Vincere l'Abruzzo. Canta: Matteo Salvini

Politica

Massimo Leoni

Che succede dopo la prime regionali del 2019? Niente, dice il leader leghista. A parole, forse. Ma nei fatti...

Sa vincere, Matteo Salvini. In Abruzzo ha stravinto, ma fa quasi finta di niente. I compagni di contratto perdono, pur condividendo la stessa esperienza di governo, ma lui dice che non cambia nulla. Che non ha nostalgie né rimpianti per il centrodestra, che pure così nettamente vince le regionali. Insomma, a parole la Lega non vuole nulla: né rimpasti, né ministeri. Ma Matteo sa che il peso non si misura a parole. E ormai non si misura neanche con le poltrone, vista la disinvoltura con la quale finora il ministro dell’Interno si è occupato di Esteri, di Economia, di Sviluppo, di Infrastrutture. Una disinvoltura che è destinata, dopo il voto in Abruzzo, ad aumentare. Come la capacità, già assai alta, di dettare le linea politica. Sempre al netto di errori clamorosi, che però il leader leghista ha dimostrato di saper, finora, evitare.

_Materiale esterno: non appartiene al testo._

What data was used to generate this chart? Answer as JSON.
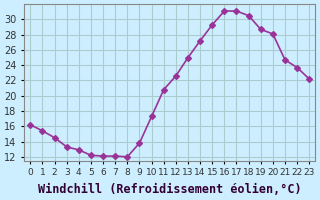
{
  "x": [
    0,
    1,
    2,
    3,
    4,
    5,
    6,
    7,
    8,
    9,
    10,
    11,
    12,
    13,
    14,
    15,
    16,
    17,
    18,
    19,
    20,
    21,
    22,
    23
  ],
  "y": [
    16.2,
    15.4,
    14.5,
    13.3,
    12.9,
    12.2,
    12.1,
    12.1,
    12.0,
    13.8,
    17.3,
    20.8,
    22.6,
    25.0,
    27.2,
    29.3,
    31.1,
    31.1,
    30.5,
    28.7,
    28.1,
    24.7,
    23.7,
    22.2
  ],
  "line_color": "#993399",
  "marker": "D",
  "marker_size": 3,
  "bg_color": "#cceeff",
  "grid_color": "#aacccc",
  "xlabel": "Windchill (Refroidissement éolien,°C)",
  "xlabel_fontsize": 8.5,
  "ylabel_ticks": [
    12,
    14,
    16,
    18,
    20,
    22,
    24,
    26,
    28,
    30
  ],
  "ylim": [
    11.5,
    32
  ],
  "xlim": [
    -0.5,
    23.5
  ],
  "xtick_labels": [
    "0",
    "1",
    "2",
    "3",
    "4",
    "5",
    "6",
    "7",
    "8",
    "9",
    "10",
    "11",
    "12",
    "13",
    "14",
    "15",
    "16",
    "17",
    "18",
    "19",
    "20",
    "21",
    "22",
    "23"
  ],
  "tick_fontsize": 7,
  "line_width": 1.2
}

I Cinquestelle, stavolta, pagano un prezzo alla loro natura, che finora era stato un vantaggio. Non definirsi di destra o di sinistra, non esserlo, stavolta ha provocato un’emorragia di voti a destra e a sinistra, laddove il flusso da analizzare all’indomani delle ultime consultazioni viaggiava di solito in direzione contraria, a beneficio del Movimento. L’interrogativo che i vertici dovrebbero porsi è se a penalizzarlo siano state le singole scelte politiche dell’esecutivo, oppure la scelta fondamentale: quella di stare al governo con la Lega. Comunque, rimarranno al governo. Seduti su poltrone sempre più scomode, forse, ma senza alternative. Sarà interessante vedere le reazioni nel Movimento, la profondità nell’analisi della sconfitta, la capacità di ascolto verso chi propone visioni alternative. Insomma, gli spazi di democrazia interna.

Il Pd. Può dire che il terzo polo esiste. Qualcuno si spinge a prevedere il ritorno imminente del bipolarismo. Un po’ presto. A ben vedere, ai democratici queste regionali portano una notizia buona e una cattiva. Quella buona è che un’area consistente del paese – un terzo - è contraria alle forze di governo. Sembrava esserci una crisi della domanda di (chiamiamolo ancora così) centrosinistra. Invece la crisi era – soprattutto - dalla parte dell’offerta. In Abruzzo si è rimodulata e unita nell’appoggiare un candidato ben scelto, autorevole, legato al territorio. E così ha permesso alla domanda di emergere. La notizia cattiva è che il marchio Pd è debole, molto debole. E comunque non basta. Fa l’11% e l’impressione è che più quel marchio si rende trasparente e si confonde in un’offerta più ampia e articolata, meglio è per il risultato generale. Zingaretti questo sembra averlo compreso, al momento, meglio di altri. Nel suo manifesto per le primarie il simbolo del Pd non c’è.